Мессер Пьетро да Наполи живо отозвался:
– В таком случае Толстяк Медичи будет иметь большое преимущество перед мессером Пьетро Бембо![145 - Имеется в виду Андреа д’Аламанно деи Медичи, камергер двора Джулиано Медичи, прозванный, сообразно своей комплекции, Grasso (толстый, жирный). Едва ли не единственное упоминание его в исторических источниках эпохи связано с тем, что во время войны Джулиано за возвращение власти над Флоренцией (1512) он отлично справился с продовольственным обеспечением его войска. Мессер Пьетро в шутку превозносит этого человека, по всей видимости не отличавшегося высокими культурными запросами, над малорослым и худым Бембо – блестящим писателем и эрудитом.]
XLVII
Все рассмеялись.
– Господа, – вновь возвращаясь к прерванному разговору, сказал граф, – знайте, однако, что я не буду доволен своим придворным, если он не разбирается в музыке и, кроме того, что хорошо читает ноты, не играет еще на разных инструментах. Ведь, если подумать, для отдыха от трудов и целения недугов души не сыскать более благородного вида досуга, чем музыка; и особенно при дворах, где не только музыкой прогоняют скуку, но и делают многое, чтобы доставить удовольствие женщинам, в души которых, нежные и податливые, легко проникает гармония, наполняя их умилением. И не дивно, что и в древности, и теперь они были благосклонны к музыкантам, находя в их искусстве желаннейшую пищу для души.

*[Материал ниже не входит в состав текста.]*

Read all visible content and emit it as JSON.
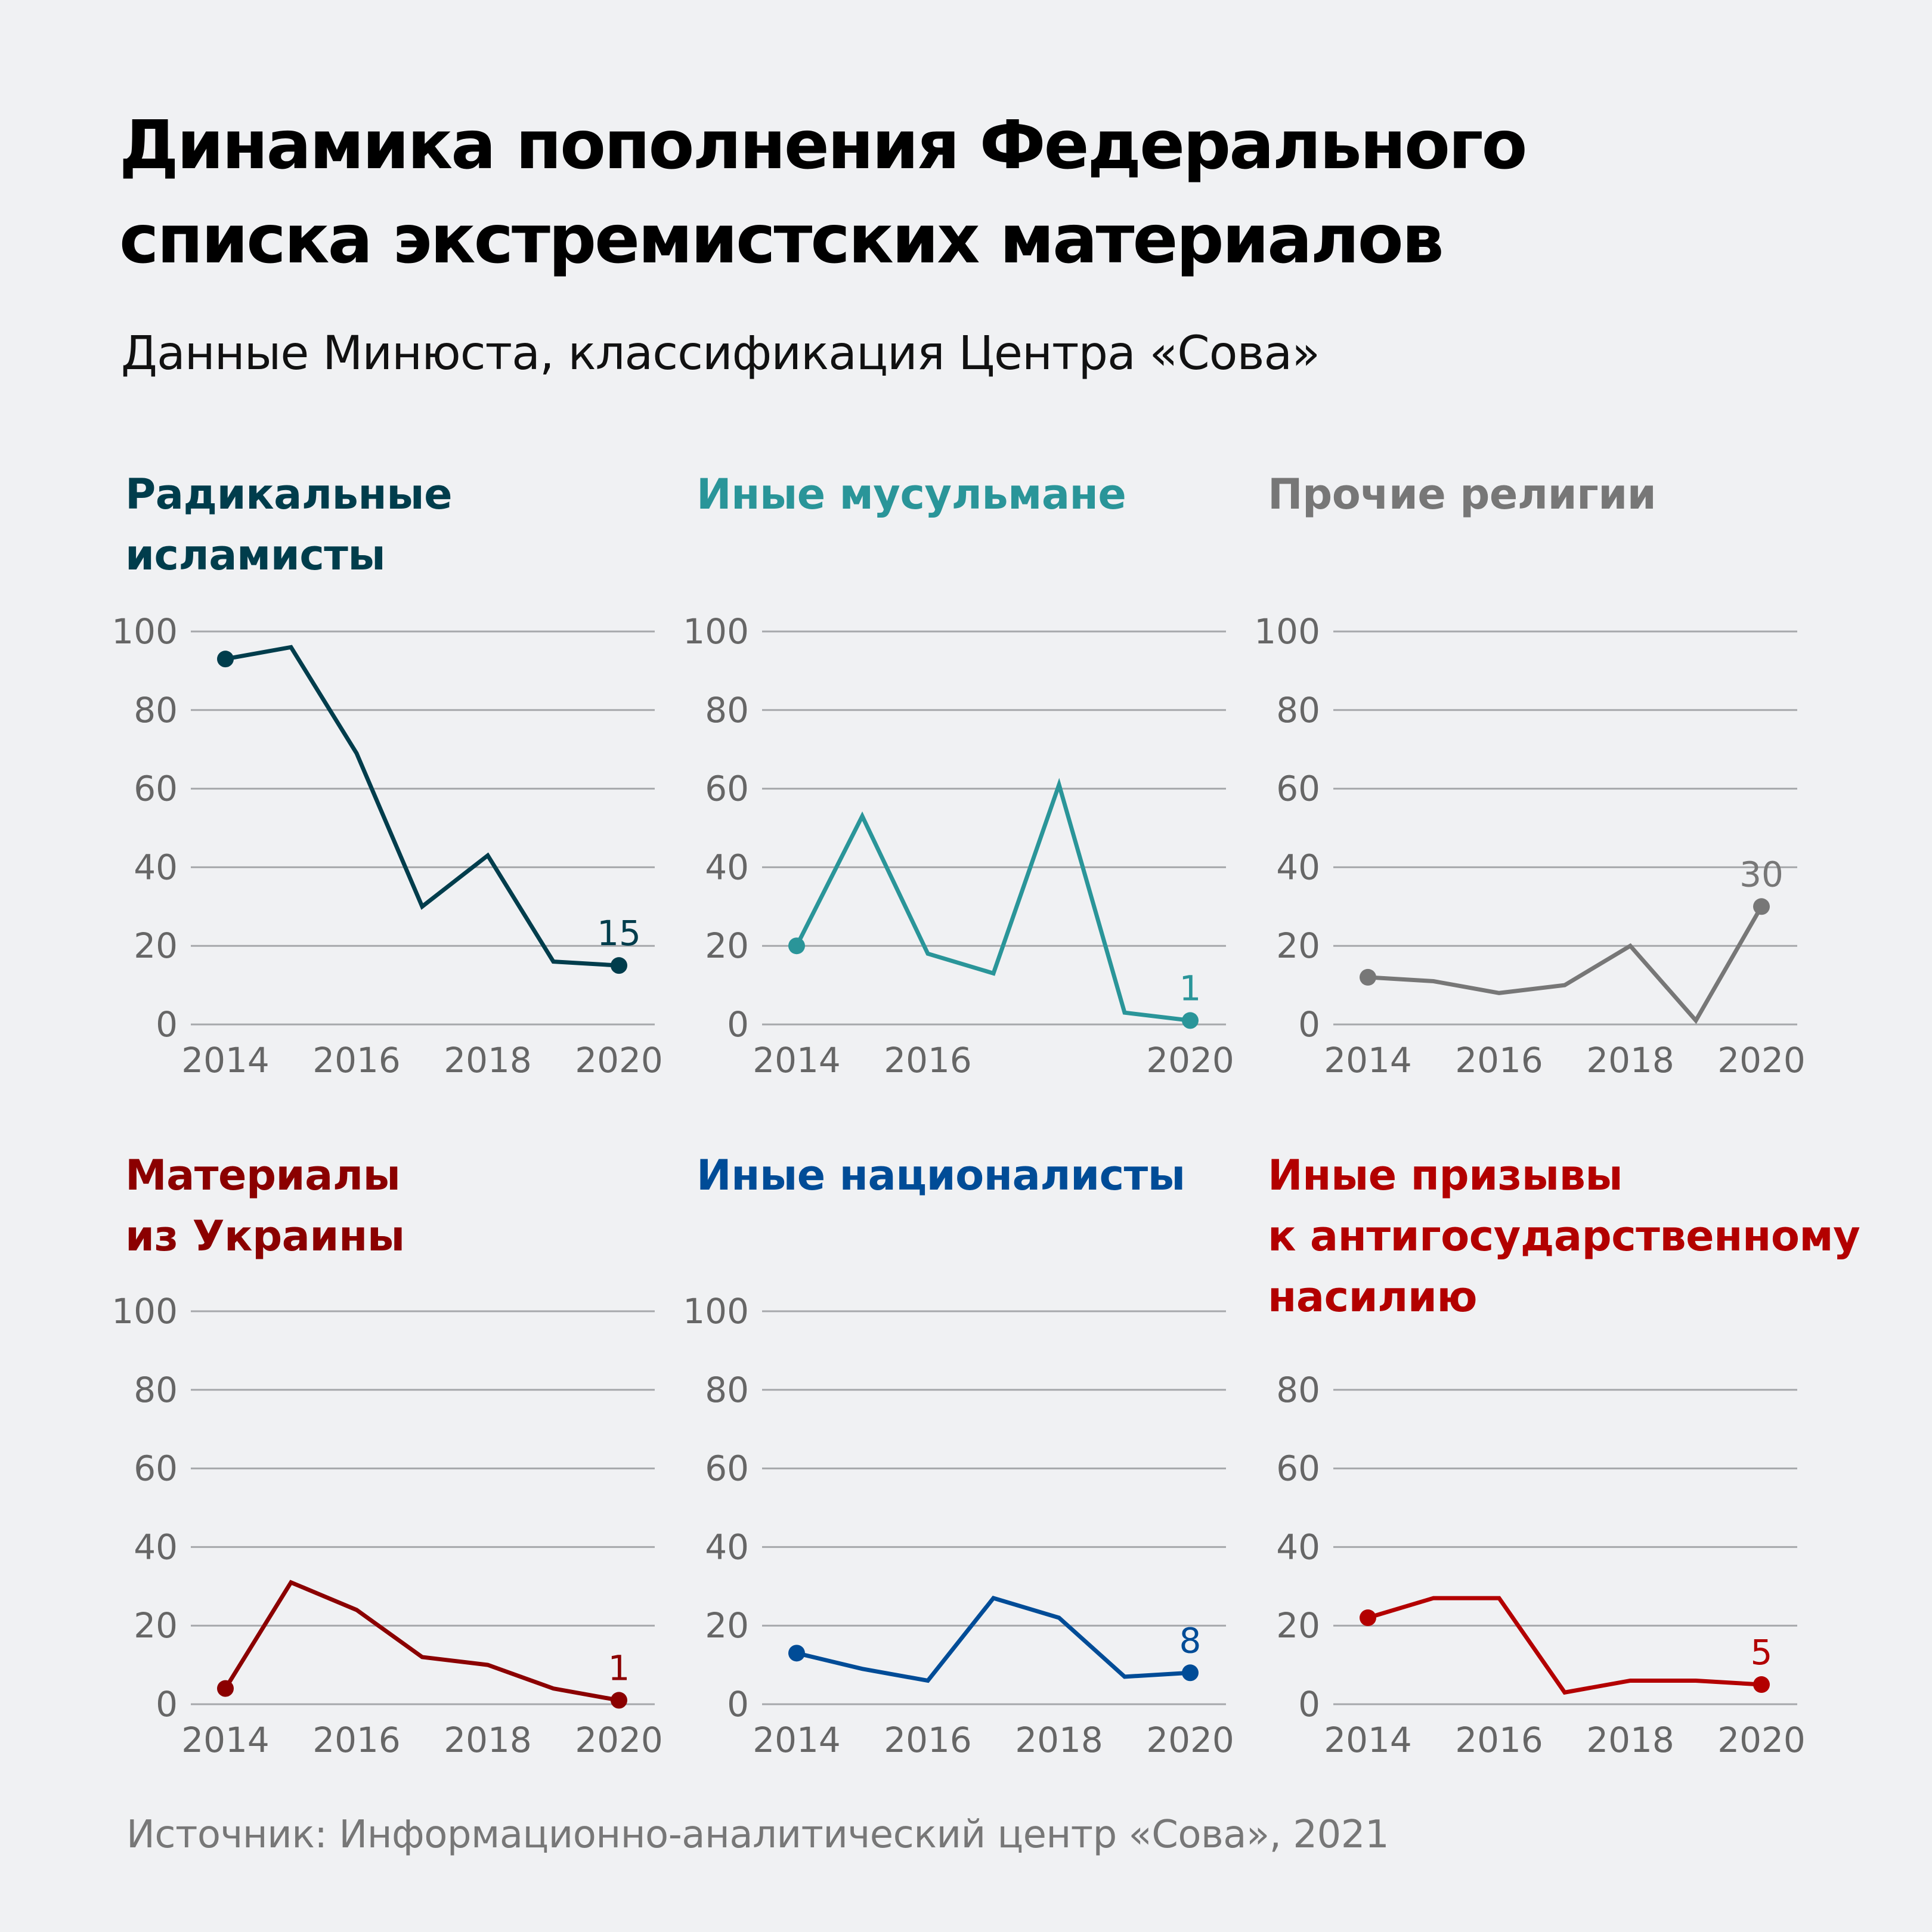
{
  "header": {
    "title_line1": "Динамика пополнения Федерального",
    "title_line2": "списка экстремистских материалов",
    "subtitle": "Данные Минюста, классификация Центра «Сова»"
  },
  "footer": {
    "source": "Источник: Информационно-аналитический центр «Сова», 2021"
  },
  "chart_data": [
    {
      "type": "line",
      "title": "Радикальные исламисты",
      "title_lines": [
        "Радикальные",
        "исламисты"
      ],
      "color": "#003d4c",
      "x": [
        2014,
        2015,
        2016,
        2017,
        2018,
        2019,
        2020
      ],
      "values": [
        93,
        96,
        69,
        30,
        43,
        16,
        15
      ],
      "end_label": "15",
      "xticks": [
        "2014",
        "2016",
        "2018",
        "2020"
      ],
      "yticks": [
        "0",
        "20",
        "40",
        "60",
        "80",
        "100"
      ],
      "ylim": [
        0,
        100
      ],
      "grid": true,
      "xlabel": "",
      "ylabel": ""
    },
    {
      "type": "line",
      "title": "Иные мусульмане",
      "title_lines": [
        "Иные мусульмане"
      ],
      "color": "#2a9599",
      "x": [
        2014,
        2015,
        2016,
        2017,
        2018,
        2019,
        2020
      ],
      "values": [
        20,
        53,
        18,
        13,
        61,
        3,
        1
      ],
      "end_label": "1",
      "xticks": [
        "2014",
        "2016",
        "",
        "2020"
      ],
      "yticks": [
        "0",
        "20",
        "40",
        "60",
        "80",
        "100"
      ],
      "ylim": [
        0,
        100
      ],
      "grid": true,
      "xlabel": "",
      "ylabel": ""
    },
    {
      "type": "line",
      "title": "Прочие религии",
      "title_lines": [
        "Прочие религии"
      ],
      "color": "#777777",
      "x": [
        2014,
        2015,
        2016,
        2017,
        2018,
        2019,
        2020
      ],
      "values": [
        12,
        11,
        8,
        10,
        20,
        1,
        30
      ],
      "end_label": "30",
      "xticks": [
        "2014",
        "2016",
        "2018",
        "2020"
      ],
      "yticks": [
        "0",
        "20",
        "40",
        "60",
        "80",
        "100"
      ],
      "ylim": [
        0,
        100
      ],
      "grid": true,
      "xlabel": "",
      "ylabel": ""
    },
    {
      "type": "line",
      "title": "Материалы из Украины",
      "title_lines": [
        "Материалы",
        "из Украины"
      ],
      "color": "#8b0000",
      "x": [
        2014,
        2015,
        2016,
        2017,
        2018,
        2019,
        2020
      ],
      "values": [
        4,
        31,
        24,
        12,
        10,
        4,
        1
      ],
      "end_label": "1",
      "xticks": [
        "2014",
        "2016",
        "2018",
        "2020"
      ],
      "yticks": [
        "0",
        "20",
        "40",
        "60",
        "80",
        "100"
      ],
      "ylim": [
        0,
        100
      ],
      "grid": true,
      "xlabel": "",
      "ylabel": ""
    },
    {
      "type": "line",
      "title": "Иные националисты",
      "title_lines": [
        "Иные националисты"
      ],
      "color": "#004c97",
      "x": [
        2014,
        2015,
        2016,
        2017,
        2018,
        2019,
        2020
      ],
      "values": [
        13,
        9,
        6,
        27,
        22,
        7,
        8
      ],
      "end_label": "8",
      "xticks": [
        "2014",
        "2016",
        "2018",
        "2020"
      ],
      "yticks": [
        "0",
        "20",
        "40",
        "60",
        "80",
        "100"
      ],
      "ylim": [
        0,
        100
      ],
      "grid": true,
      "xlabel": "",
      "ylabel": ""
    },
    {
      "type": "line",
      "title": "Иные призывы к антигосударственному насилию",
      "title_lines": [
        "Иные призывы",
        "к антигосударственному",
        "насилию"
      ],
      "color": "#b30000",
      "x": [
        2014,
        2015,
        2016,
        2017,
        2018,
        2019,
        2020
      ],
      "values": [
        22,
        27,
        27,
        3,
        6,
        6,
        5
      ],
      "end_label": "5",
      "xticks": [
        "2014",
        "2016",
        "2018",
        "2020"
      ],
      "yticks": [
        "0",
        "20",
        "40",
        "60",
        "80"
      ],
      "ylim": [
        0,
        100
      ],
      "grid": true,
      "xlabel": "",
      "ylabel": ""
    }
  ]
}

– Что касается музыки, я согласен, – сказал синьор Гаспаро, – что, как и многие другие пустяки, она подходит женщинам, – а может быть, и еще кой-кому, кто имеет лишь внешнее сходство с мужчиной, но не мужчинам настоящим, которым не подобает разнеживать свои души подобными развлечениями, чтобы не приучить себя таким образом к боязни смерти.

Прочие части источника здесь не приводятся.